Reading the National Review‘s Kevin Williamson discuss healthcare is like reading a koan designed to make you understand the essence of modern-day conservatism by demonstrating the weakness of rational thought.
The topic is a bill under discussion in Texas that would require insurance companies to cover the cost of hearing aids for children who are born with impaired hearing.
Williamson sets up the debate his way:
The case for the bill is exactly what you would expect, presented in exactly the way you would expect…For newborn children who can benefit from hearing aids, sooner is better: The sooner the hearing aids are in use, the better the child’s chances of normal language development.
The case against the bill is exactly what you would expect, presented in exactly the way you would expect: Business groups oppose the mandate, as they oppose all additional mandates, arguing that such mandates increase the cost of health insurance for all Texans and for employers who provide insurance.
This is seemingly a straightforward debate about values. Should children get hearing aids as soon as possible so that they have a good chance of normal language development, or should they be denied this health care so that Texans as a whole can enjoy slightly lower costs?

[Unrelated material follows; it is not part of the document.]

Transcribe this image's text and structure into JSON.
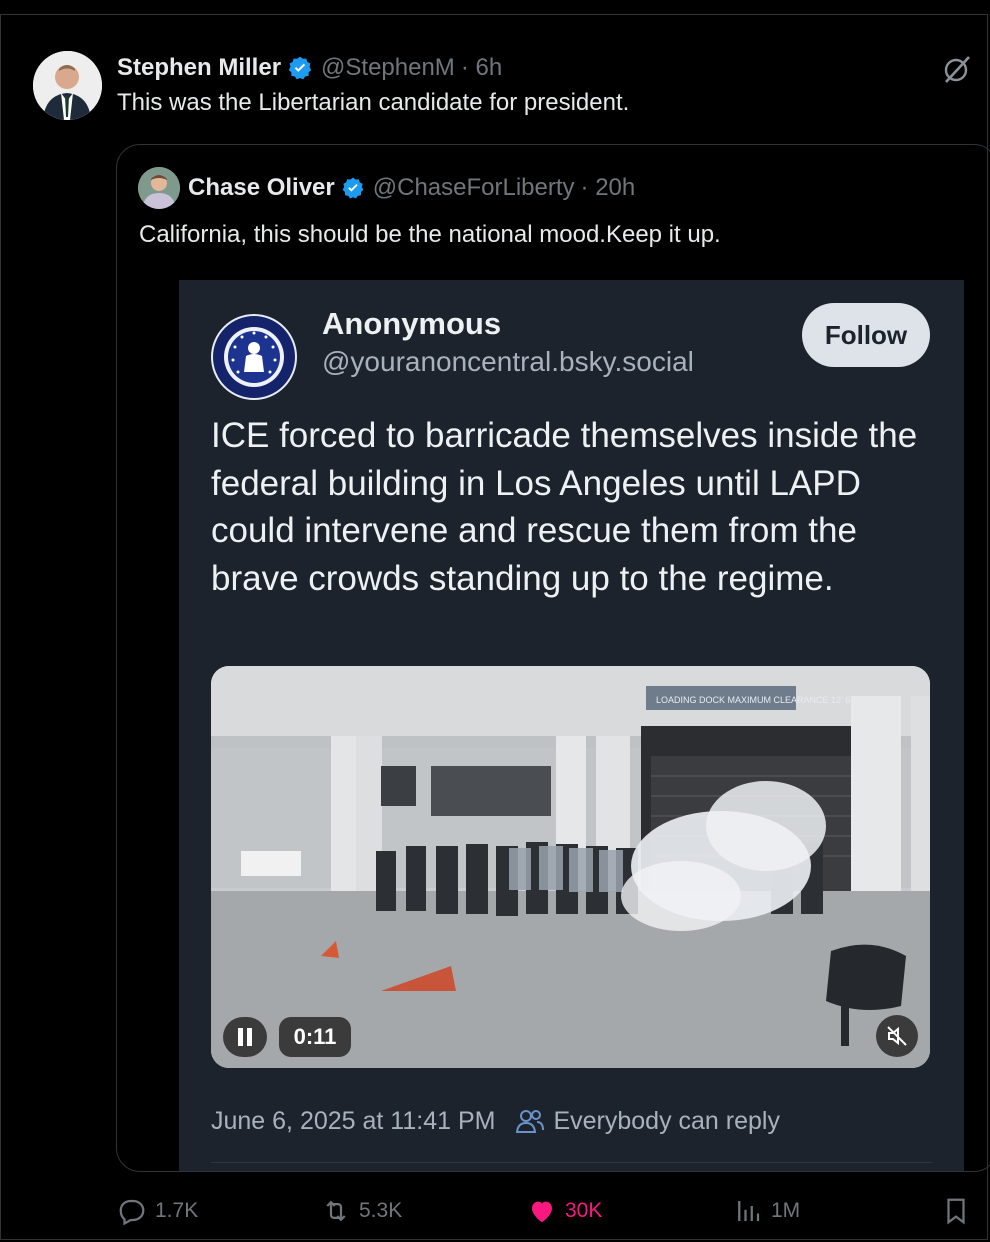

But Williamson is too clever to debate on those terms. For him, it’s wrong to mandate that insurance plans cover anything, but it’s also wrong to deny children the opportunity to hear and develop normally. So the solution is to have the State of Texas man-up and offer to provide these hearing aids directly to the kids who need them. The state can budget for this (it would be expensive but not that expensive) and they can stop pretending that a mandate to an insurance company is anything other than a disguised social-welfare program.
What motivates Williamson to take this stance?
If you want to provide the benefit, then, for Pete’s sake, write the damned check. The alternative is not — no matter what our Democratic friends insist — getting insurance companies to pay for children’s hearing aids out of their profits and the bonuses of their fat-cat executives.
What offends him isn’t the cost, since he’s happy to have Texas pay it. He’s not really concerned about the premiums people will have to pay, since that’s just a laundered way of paying the taxes that Texas would need in his preferred scenario.
No, what bothers him is that when the state mandates something be covered in an insurance plan, it comes out of the “profits and the bonuses of their fat-cat executives.”
Insurers might simply try to pass those costs along to subscribers in the form of higher premiums, but, contrary to the economic model that exists in the head of Bernie Sanders, companies do not have the power to unilaterally set prices. Companies in very competitive and price-sensitive businesses (think McDonald’s or Walmart) cannot simply raise consumer prices.
And here I thought the problem with Obamacare was that there wasn’t enough competition to keep premiums low.
In any case, I’d actually be fine with Texas paying for kids’ hearing aids instead of having it all washed through a for-profit insurance industry. It’s just that it’s kind of crazy to me that the motivation for doing that wouldn’t be to reduce cost by cutting out the middle man and instead would be to avoid cutting into the profits and bonuses of insurance executives.
But it gets even more confusing, because Williamson certainly doesn’t want Texas to pay directly for kidney dialysis or chemotherapy or separating conjoined twins. That would destroy the health insurance industry and take socialism to level not seen outside the Veterans Administration.
So, why hearing aids but not birth control pills or hysterectomies?
There’s nothing really coherent here in terms of policy or principle. The only consistency is that Williamson thinks that health insurance executives shouldn’t suffer from anything that will interfere with their compensation, and that means that they should be able to sell crap insurance of any kind that they want with no regulation.
If some benefit must absolutely be provided because the people in need are so sympathetic, then let the state do socialism in just those cases but no others.
Doesn’t this make you want to donate to the National Review?